The answer to the question of to whom (and how) a police officer ought to disclose potentially exculpatory evidence was not clearly established in 1989, and it is still not clearly established today. Neither party, nor the district court, provided controlling authority or even anything approaching a consensus of persuasive authority on this issue. See Wilson v. Layne, 526 U.S. 603, 617, 119 S.Ct. 1692, 143 L.Ed.2d 818 (1999). There was no support for denying qualified immunity on this basis, even under the district court’s Brady-based reasoning. And under the majority’s non -Brady theory, if a reasonable officer in Callahan's position truthfully disclosed evidence to the district attorney’s office — even if the disclosure were later adjudged to be legally insufficient — he would reasonably believe that he was not violating Mooney and Pyle’s prohibition of intentional framing.

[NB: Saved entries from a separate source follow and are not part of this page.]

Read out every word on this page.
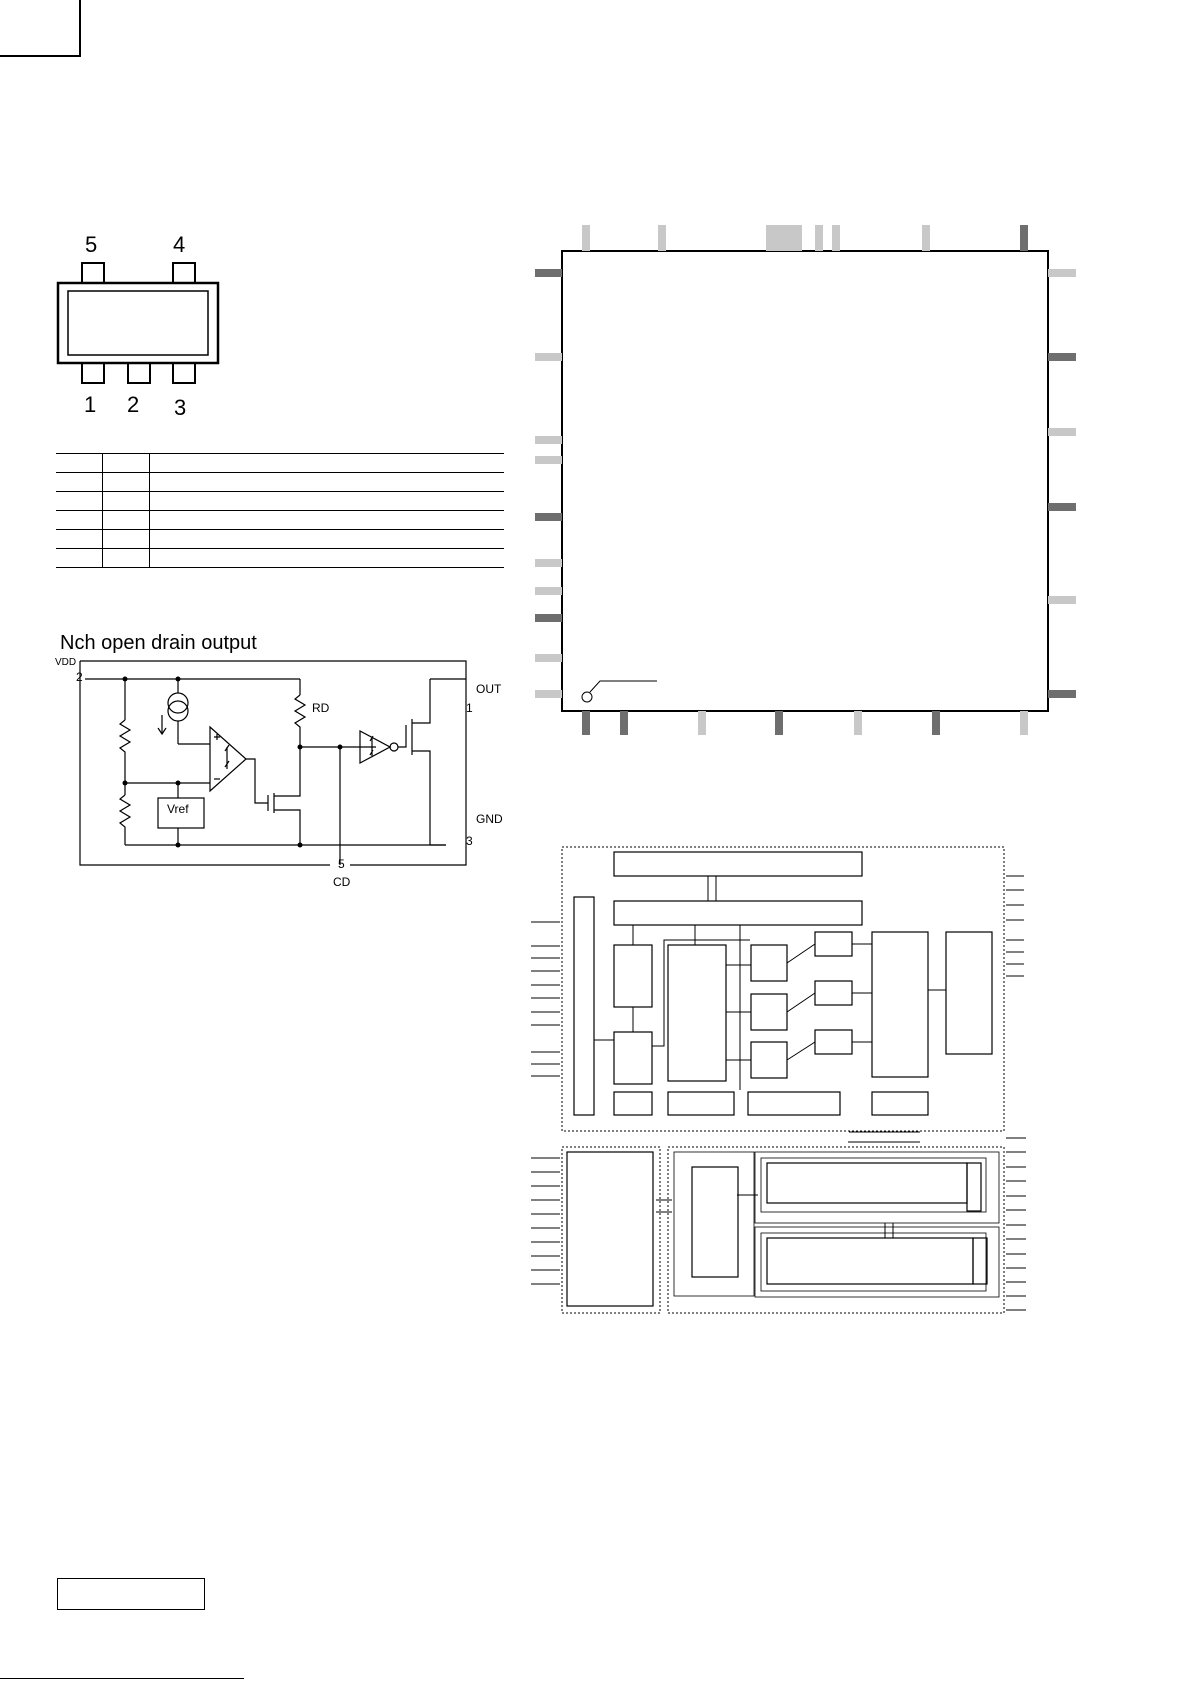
5	4
1 2 3

Nch open drain output
VDD
2
RD
OUT
1
Vref
GND
3
5
CD
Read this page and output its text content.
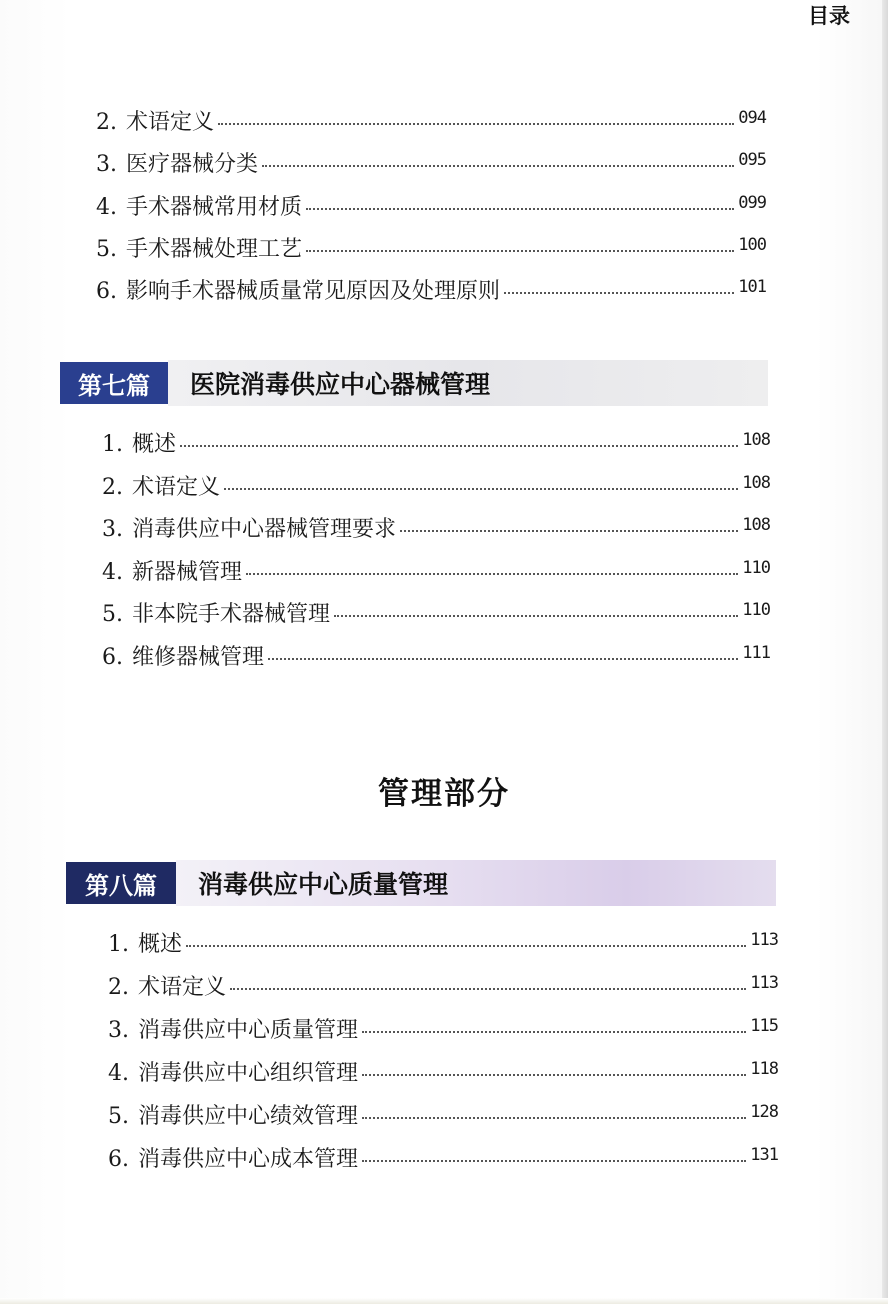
目录
2. 术语定义	094
3. 医疗器械分类	095
4. 手术器械常用材质	099
5. 手术器械处理工艺	100
6. 影响手术器械质量常见原因及处理原则	101
第七篇	医院消毒供应中心器械管理
1. 概述	108
2. 术语定义	108
3. 消毒供应中心器械管理要求	108
4. 新器械管理	110
5. 非本院手术器械管理	110
6. 维修器械管理	111
管理部分
第八篇	消毒供应中心质量管理
1. 概述	113
2. 术语定义	113
3. 消毒供应中心质量管理	115
4. 消毒供应中心组织管理	118
5. 消毒供应中心绩效管理	128
6. 消毒供应中心成本管理	131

. The relevant special verdict questions read as follows:
Has the Plaintiff, Shawn Drumgold, proven by a preponderance of the evidence that Defendant Timothy Callahan violated his right to a fair trial by withholding exculpatory evidence from prosecutors, manufacturing evidence, and/or obtaining false statements regarding Ricky Evans being housed at a hotel and provided with meals?
Has the Plaintiff, Shawn Drumgold, proven by a preponderance of the evidence that Defendant Timothy Callahan violated his right to a fair trial by withholding exculpatory evidence from prosecutors, manufacturing evidence, and/or obtaining false statements regarding Ricky Evans being given substantial amounts of money?